The Head Line was the trading name of the Ulster SS Co. Ltd. and was managed by G. Heyn & Sons Ltd. It was established in 1877 and ceased shipowning in 1979. Ships were named after northern Irish headlands.


----------



## Jebrinkley (Jun 15, 2005)

Hello Richard,

Thanks for the information on the Inishowen Head. 

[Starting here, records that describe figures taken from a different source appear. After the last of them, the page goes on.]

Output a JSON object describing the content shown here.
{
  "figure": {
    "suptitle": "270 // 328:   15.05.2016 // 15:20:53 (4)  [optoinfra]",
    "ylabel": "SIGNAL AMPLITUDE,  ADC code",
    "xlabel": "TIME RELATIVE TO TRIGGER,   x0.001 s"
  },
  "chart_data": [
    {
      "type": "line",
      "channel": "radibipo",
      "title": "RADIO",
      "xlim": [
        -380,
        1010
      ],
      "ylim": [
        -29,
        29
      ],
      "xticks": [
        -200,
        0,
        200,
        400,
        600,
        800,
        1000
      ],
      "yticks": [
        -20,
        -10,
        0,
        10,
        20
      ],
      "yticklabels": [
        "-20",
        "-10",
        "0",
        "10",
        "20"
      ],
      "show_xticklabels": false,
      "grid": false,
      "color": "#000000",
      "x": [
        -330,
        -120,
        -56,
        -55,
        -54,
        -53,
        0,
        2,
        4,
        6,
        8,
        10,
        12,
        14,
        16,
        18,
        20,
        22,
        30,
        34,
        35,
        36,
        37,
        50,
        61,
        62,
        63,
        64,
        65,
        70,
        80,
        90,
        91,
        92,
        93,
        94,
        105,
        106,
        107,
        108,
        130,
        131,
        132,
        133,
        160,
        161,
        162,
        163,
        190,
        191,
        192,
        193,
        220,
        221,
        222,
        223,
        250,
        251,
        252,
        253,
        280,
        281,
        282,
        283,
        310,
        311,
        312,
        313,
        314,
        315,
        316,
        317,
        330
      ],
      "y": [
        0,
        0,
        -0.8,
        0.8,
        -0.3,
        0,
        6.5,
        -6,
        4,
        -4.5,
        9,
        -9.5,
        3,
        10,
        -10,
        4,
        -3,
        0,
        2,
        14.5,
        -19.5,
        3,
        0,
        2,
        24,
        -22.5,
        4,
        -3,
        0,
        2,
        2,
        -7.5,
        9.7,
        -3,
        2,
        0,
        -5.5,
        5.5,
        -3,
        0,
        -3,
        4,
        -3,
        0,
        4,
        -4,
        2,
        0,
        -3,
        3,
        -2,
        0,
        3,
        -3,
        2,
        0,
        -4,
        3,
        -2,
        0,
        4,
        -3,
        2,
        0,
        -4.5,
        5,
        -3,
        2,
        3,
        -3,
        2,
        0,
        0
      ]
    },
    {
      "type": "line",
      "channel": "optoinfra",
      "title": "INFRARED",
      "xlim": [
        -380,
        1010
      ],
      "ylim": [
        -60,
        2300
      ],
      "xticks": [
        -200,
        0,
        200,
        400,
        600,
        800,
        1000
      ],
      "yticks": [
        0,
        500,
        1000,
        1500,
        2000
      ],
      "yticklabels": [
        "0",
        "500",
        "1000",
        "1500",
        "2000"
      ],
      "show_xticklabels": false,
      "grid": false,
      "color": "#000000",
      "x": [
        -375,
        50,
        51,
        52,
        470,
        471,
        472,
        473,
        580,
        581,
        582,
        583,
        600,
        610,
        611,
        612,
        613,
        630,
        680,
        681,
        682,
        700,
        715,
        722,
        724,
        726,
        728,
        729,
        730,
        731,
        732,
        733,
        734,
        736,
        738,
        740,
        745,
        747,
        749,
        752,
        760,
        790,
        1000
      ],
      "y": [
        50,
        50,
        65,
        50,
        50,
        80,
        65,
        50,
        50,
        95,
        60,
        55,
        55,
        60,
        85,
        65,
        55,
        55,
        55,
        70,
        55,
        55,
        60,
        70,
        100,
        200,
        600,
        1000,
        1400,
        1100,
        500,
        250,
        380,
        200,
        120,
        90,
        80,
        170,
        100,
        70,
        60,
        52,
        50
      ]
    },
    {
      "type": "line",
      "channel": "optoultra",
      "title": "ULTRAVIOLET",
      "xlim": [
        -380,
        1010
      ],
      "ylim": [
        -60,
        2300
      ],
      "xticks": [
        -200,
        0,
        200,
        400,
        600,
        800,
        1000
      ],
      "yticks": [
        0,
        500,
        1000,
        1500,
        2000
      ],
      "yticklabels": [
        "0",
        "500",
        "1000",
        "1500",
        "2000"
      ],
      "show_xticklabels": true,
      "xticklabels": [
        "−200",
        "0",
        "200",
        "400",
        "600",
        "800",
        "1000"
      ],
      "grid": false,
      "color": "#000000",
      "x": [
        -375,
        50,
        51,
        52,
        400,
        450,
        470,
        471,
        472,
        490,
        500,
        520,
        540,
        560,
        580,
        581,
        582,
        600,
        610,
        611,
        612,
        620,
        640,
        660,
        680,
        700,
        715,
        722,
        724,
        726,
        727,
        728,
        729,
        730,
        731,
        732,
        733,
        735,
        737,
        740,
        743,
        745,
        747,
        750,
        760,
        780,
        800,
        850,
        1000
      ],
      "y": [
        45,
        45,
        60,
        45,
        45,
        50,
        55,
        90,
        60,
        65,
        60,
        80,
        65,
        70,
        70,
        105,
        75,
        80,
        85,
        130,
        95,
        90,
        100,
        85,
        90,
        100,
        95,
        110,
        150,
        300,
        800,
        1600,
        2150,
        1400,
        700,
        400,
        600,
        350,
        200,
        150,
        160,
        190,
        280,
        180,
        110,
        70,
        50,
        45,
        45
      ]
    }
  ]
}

It's always nice to make contact with an Australian--I find your countrymen to be some of the most hospitable people on earth. 
John


----------



## Jebrinkley (Jun 15, 2005)

Bruce,
I appreciate you welcome to Ships Nostalgia and I can't tell you how much enjoyment it gives me daily. 
John


----------



## japottinger (Jun 16, 2004)

*Inishowen Head*

I think I posted a shot of her at the Greenock Ocean terminal some time ago


----------



## R58484956 (Apr 19, 2004)

MV Inishowen Head (ex Empire Glade 1945) 5294tons, Biuilt 1941 by Barclay Curle & Co; Ltd, Glasgow. 418.0 x 57.4 x 25.8. 4 cyl diesel 2S.c.s.a. built by ship builders. DF, Radar. Code flags MAOC. One deck and shelter deck, cruiser stern. Owned by Ulster SS Co; and managed by G Heyn & Sons.
Registered Belfast. British flag. O/No; 168685


----------



## spbrowne_123 (Mar 15, 2006)

Jebrinkley said:


> I'm hoping to locate informaton on, or photos of a freighter named INISHOWEN HEAD (Head and Lord Line). In 1957 I traveled as a passenger (one of 4) from Norfolk, Virginia (USA) via Wilmington, NC (USA); St. Johns, Newfoundland to Liverpool, England. I left the ship there and it went on to Belfast where I believe it was based. I'd appreciate anything you can add.
> Thanks, J.Brinkley (Los Angeles, CA)


hi
I too traveled on the Inishowen head as one of four passingers going from Liverpool to Quebec Canada in 1971...... i guess it reall was a tramp steamer!!!
I have a photo of the ship in the St. Lawrence stuck in ice in 1971


----------



## DAVIDJM (Sep 17, 2005)

There was a World Ship Society produce a book on the HEAD LINE By W J HARVEY you may find it in the second hand shops or on the net


----------